Clyde is actually Keith’s lesson, though Keith has only grown increasingly wiser in these intervening years and doesn’t have all that much learning left to do. His conversation with Veronica about their habit of “tilting at windmills” proves as much, not that V ever listens to him. Keith’s health arc was devastating, with Enrico Colantoni turning in his best work in a career filled with great work. I had such immense, consumptive anxiety about Keith’s well-being, and of course in the end, it turns out he was the last person we needed to worry about here.
I guess we knew someone had to die – this is the grown-up version of Veronica Mars, after all, and even the YA version had plenty of casualties – but Logan’s death is genuinely shocking and heartbreaking. It happens in the final minutes of the final episode, barely an hour after he and Veronica have sworn to love each other and be faithful to one another until the end of their days. Of course, Veronica had already made that commitment to herself by rejecting Leo’s advances – a slippery slope if we’ve ever seen one – and as the episode starts to remove obstacles to Logan and Veronica’s happiness, one by one, suddenly it’s clear that the worst thing that could happen will happen. Their life together ends before it starts. All of the work that Logan has put into himself and into his relationship, his redemption that hit so much harder than anyone who met the “obligatory psychotic jackass” from the pilot could ever expect – it ends in an explosion, gone in seconds. And Veronica’s left to crawl from the rubble and slowly rebuild.

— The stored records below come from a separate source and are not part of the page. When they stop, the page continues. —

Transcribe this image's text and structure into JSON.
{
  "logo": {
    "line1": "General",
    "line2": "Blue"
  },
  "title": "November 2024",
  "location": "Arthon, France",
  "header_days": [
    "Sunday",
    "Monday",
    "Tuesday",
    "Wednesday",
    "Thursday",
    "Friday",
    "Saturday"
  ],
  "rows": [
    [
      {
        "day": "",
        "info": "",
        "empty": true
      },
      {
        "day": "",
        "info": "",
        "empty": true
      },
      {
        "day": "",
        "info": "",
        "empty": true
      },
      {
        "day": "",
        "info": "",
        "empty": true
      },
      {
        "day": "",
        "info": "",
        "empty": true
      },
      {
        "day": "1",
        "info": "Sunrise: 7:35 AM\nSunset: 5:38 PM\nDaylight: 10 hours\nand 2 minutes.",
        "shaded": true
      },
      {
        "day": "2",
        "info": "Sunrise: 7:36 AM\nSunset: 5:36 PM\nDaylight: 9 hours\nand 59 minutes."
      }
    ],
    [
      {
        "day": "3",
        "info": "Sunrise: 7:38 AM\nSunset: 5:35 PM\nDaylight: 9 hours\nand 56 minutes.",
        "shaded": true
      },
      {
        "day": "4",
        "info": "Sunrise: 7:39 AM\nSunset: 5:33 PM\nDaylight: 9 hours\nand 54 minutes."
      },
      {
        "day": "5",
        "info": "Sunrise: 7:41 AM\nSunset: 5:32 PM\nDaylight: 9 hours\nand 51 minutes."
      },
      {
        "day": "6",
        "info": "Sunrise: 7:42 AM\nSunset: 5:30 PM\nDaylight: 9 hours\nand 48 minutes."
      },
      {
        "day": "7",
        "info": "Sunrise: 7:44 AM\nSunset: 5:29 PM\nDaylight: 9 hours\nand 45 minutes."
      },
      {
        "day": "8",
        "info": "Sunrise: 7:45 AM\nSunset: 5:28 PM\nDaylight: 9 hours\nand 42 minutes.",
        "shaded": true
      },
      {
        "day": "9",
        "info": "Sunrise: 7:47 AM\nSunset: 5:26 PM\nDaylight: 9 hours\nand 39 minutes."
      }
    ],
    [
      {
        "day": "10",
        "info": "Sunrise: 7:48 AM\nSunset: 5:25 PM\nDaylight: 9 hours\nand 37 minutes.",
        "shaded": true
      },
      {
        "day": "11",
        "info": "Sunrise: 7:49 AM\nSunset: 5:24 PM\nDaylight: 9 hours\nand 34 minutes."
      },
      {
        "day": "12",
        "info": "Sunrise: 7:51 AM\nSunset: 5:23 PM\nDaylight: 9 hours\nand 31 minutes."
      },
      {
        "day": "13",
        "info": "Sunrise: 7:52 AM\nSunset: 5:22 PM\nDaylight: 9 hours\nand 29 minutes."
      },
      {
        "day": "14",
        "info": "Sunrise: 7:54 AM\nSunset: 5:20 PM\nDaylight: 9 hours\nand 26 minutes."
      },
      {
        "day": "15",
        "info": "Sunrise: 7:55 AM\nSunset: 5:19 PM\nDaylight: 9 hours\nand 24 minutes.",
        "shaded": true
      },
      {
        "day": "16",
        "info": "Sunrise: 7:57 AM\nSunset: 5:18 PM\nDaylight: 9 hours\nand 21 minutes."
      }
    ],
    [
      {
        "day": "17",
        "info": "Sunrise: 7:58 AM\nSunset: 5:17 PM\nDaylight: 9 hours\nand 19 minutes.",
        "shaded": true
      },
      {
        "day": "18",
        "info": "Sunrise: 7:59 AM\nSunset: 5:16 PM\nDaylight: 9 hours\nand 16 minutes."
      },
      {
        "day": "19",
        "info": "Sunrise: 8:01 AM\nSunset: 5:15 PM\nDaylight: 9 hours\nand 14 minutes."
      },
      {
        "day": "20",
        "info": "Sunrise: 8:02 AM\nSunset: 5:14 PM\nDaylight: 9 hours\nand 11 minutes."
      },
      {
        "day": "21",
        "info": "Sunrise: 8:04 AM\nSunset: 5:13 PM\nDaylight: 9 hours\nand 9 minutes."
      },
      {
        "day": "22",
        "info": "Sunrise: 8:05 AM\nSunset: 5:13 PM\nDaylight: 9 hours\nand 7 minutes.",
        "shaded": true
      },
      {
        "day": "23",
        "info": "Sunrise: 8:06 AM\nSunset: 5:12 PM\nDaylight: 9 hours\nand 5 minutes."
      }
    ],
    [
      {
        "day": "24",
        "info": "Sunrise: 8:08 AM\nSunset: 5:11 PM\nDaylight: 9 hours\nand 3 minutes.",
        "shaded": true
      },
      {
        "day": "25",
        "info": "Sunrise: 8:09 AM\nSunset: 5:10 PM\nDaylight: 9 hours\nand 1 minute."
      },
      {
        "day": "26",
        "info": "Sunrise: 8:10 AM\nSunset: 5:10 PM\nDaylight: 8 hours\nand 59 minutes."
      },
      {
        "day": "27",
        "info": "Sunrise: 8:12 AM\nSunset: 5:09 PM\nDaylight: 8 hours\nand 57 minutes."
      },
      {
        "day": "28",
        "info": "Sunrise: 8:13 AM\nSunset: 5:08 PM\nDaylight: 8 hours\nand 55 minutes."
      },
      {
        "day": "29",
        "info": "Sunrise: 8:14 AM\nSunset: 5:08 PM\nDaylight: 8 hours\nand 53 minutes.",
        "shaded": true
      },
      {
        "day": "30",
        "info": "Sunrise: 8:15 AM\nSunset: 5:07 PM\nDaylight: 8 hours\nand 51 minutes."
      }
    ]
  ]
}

Veronica Mars’ fourth season is so grown-up not only because it’s dark and raunchy, truer to its noir roots than the story has ever been before. The mystery’s more adult and nuanced; Veronica’s voice-over has seasoned and changed (especially her Kill Bill-inflected closing narration). But also its heart is more adult, and what it’s trying to teach us. It’s no longer okay for Veronica to put herself above everyone else, to laugh off the suggestion of her loving boyfriend that she join him for therapy, to steamroll her disabled father into continuing to work when he doesn’t feel equal to the job. Veronica’s strong, and she’s resilient. We know and love that about her. “Blows that would destroy most people – she just picks herself back up.” But that isn’t enough anymore. While it’s too late to mean anything to Logan, Veronica finally goes to therapy because she knows it’s what he would want, even though it’s really, really not what she wants. She ends the season – and possibly the series, I guess we’ll find out – by making a choice for someone else for maybe the first time since Lilly Kane was murdered, and I hope that this character I have loved for 15 years will discover that the choice was really for herself all along.
Because “even the experts agree – a girl needs closure.”